Tears were openly pouring down my face, and I didn't know where to look. A kindly Canadian lady, who was there for a broken arm, got up and hugged me as I cried. I looked over her shoulder, and I could see the doctors using the paddles, and shouting all the things that they shout on All Saints episodes when somebody is having a heart attack. One of the nurses came over to me and said, "You had better go in here," and showed me into a tiny little room with a few chairs, a potplant, and a phone. "Use it to call somebody," she said. Then she closed the door.

Shaking, I picked up the phone and called home. Mum was in Melbourne, so my sister Helen answered. "Um, I think Dad is dying," I said.

"Er... What?" she asked.

"Dad's having a heart attack out in the Emergency Room, and I've been told to call someone."

"... Okay," she said. Helen was 13. Bruce was 15. Rosie was 9.

I tried calling my aunt's mobile. No answer. My mum didn't have a mobile. I was left with no choice but to ring my grandmother, who had only recently lost her own husband, my grandfather.

A few minutes later, I was allowed in to see my dad. I found out later that they let me do this because they believed that he would soon die. I took Dad's diary and began cancelling his appointments and engagements. When I saw him looking so weak, something maternal just welled up in me and I began getting things organised, post-haste. Dad's skin looked yellow, and he smiled at me from the bed, though he was obviously in incredible shock. Dad says that he doesn't remember me being allowed in to see him.

My mum flew back that night, not knowing if her husband was already dead or how long he would live. I found out, years later, that the doctors had told Dad to get his affairs in order straight away as he wouldn't last two days. A week. Two weeks. A month. Two months. Six months. A year. Two years. They kept extending the timeframe, certain that his heart would give out again and he would die.

On December 2, 2010, it will have been ten years.

Dad suffered three massive cardiac arrests that day. If he hadn't been standing in the ER when he had the first one, he would've died. One of the chambers in his heart is dead and useless. One of his arteries is completely blocked. Another two are 90% blocked.
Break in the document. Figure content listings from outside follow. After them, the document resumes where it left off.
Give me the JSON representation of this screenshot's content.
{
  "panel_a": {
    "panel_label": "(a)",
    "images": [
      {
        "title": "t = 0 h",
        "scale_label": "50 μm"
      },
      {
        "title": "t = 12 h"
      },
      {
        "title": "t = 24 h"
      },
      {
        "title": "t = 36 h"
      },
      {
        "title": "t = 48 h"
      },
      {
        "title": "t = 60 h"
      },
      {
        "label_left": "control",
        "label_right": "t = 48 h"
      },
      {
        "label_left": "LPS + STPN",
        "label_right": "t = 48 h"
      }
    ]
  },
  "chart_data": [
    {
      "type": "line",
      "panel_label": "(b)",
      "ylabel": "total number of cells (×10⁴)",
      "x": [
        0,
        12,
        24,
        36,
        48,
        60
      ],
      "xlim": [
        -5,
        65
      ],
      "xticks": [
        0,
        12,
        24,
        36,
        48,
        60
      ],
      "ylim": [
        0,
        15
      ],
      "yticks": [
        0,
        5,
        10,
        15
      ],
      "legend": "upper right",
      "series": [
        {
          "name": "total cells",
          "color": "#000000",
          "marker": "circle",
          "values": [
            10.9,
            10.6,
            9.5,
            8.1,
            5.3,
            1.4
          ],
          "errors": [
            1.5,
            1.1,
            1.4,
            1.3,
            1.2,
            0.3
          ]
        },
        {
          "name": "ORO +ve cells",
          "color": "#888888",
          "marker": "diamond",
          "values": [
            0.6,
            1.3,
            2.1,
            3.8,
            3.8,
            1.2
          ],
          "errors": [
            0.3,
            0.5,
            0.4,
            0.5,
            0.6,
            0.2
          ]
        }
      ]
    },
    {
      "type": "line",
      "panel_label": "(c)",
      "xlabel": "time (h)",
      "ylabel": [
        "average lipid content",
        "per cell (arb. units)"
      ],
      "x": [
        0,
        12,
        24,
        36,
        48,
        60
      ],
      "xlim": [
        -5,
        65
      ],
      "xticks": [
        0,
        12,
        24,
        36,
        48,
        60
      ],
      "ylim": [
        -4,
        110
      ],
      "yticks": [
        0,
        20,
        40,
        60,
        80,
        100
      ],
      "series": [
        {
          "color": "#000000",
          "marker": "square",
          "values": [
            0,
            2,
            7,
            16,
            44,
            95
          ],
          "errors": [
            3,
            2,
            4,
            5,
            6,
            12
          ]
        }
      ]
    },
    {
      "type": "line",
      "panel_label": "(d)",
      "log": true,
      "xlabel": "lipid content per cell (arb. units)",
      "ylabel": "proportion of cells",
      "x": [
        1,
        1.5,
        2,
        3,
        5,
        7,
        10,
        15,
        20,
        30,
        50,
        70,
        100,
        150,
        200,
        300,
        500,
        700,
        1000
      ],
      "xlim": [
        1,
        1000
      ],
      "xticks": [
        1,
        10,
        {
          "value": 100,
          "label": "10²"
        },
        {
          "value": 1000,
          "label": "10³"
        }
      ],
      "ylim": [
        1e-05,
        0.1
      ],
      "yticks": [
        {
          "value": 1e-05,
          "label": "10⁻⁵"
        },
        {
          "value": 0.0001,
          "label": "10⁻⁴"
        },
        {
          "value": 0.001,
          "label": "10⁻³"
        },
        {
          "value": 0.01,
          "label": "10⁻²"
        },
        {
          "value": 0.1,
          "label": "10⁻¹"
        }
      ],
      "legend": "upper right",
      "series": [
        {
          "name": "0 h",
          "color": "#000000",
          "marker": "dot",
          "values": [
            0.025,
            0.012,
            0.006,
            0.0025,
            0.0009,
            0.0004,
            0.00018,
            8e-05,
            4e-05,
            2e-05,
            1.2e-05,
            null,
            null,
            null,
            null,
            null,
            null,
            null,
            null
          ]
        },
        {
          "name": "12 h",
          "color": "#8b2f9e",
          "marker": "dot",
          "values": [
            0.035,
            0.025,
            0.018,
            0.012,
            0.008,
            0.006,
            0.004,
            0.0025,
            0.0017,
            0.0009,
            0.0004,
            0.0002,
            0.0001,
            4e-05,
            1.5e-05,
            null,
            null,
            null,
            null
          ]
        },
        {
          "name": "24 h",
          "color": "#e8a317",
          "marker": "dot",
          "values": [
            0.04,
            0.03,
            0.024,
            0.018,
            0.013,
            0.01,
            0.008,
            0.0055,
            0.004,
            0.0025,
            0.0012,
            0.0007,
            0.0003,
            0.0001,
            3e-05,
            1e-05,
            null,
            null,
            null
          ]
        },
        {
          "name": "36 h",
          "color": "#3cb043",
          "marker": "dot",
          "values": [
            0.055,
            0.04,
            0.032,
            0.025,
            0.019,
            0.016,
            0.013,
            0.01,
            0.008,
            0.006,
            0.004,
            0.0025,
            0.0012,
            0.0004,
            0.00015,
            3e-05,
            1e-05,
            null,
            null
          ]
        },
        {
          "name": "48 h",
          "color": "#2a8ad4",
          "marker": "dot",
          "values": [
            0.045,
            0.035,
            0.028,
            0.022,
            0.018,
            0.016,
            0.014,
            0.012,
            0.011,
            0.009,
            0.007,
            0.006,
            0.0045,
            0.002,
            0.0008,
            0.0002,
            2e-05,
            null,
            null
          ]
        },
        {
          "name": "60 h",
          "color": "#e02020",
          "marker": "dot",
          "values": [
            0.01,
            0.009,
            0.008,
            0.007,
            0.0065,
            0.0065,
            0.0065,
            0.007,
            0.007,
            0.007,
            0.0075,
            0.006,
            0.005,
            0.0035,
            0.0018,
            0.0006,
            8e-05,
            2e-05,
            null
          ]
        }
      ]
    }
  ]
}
The other artery is only a little bit blocked. For nearly ten years, they've been telling him that he needs a bypass but he wouldn't survive the surgery.

My dad has been campaigning for defibrillating machines to be supplied to remote areas in Tasmania. He has succeeded in a lot of cases. He also participates in heart research at his local hospital, and attends a support group. He is a kind man, with an Order of Australia Medal for his service to the community over his lifetime. You will never, in your lifetime, find a man who is so generous with his time and talents as my dad has been with his local community, be it the elderly, mentally ill, chronic pain sufferers, or his best friend, who laid in a nursing home for ten years after a stroke. My dad has, amongst other things, Parkinson's disease now. In the last couple of years especially, it has really slowed hiim up, and he finds things quite difficult now. The one thing that he doesn't find difficult is promoting worthy causes through the internet. He spends most of his time on the computer now.

So, when I got an email today advising me that this week is Heart Week, I realised that the best way to present this information to my friends is by sharing my story about my dad's heart attack. It is so important to know what to do. I just knew instantly that he was probably about to have another heart attack. I didn't think twice. I just did what I had to do. My dad is alive today because of that.

Take a few moments to visit this website and learn what the signs of a heart attack are. It could save your life, or your loved one's life, some day.

Check out my very first VLOG, about Heart Week:

1 comment:

  1. Pammy, when I was living with you, your parents were there and your Dad talked to me about how upset he was to make you go through that. He loves you so much!

    You're a tough chicken Pam. You did something amazing that day for your Dad.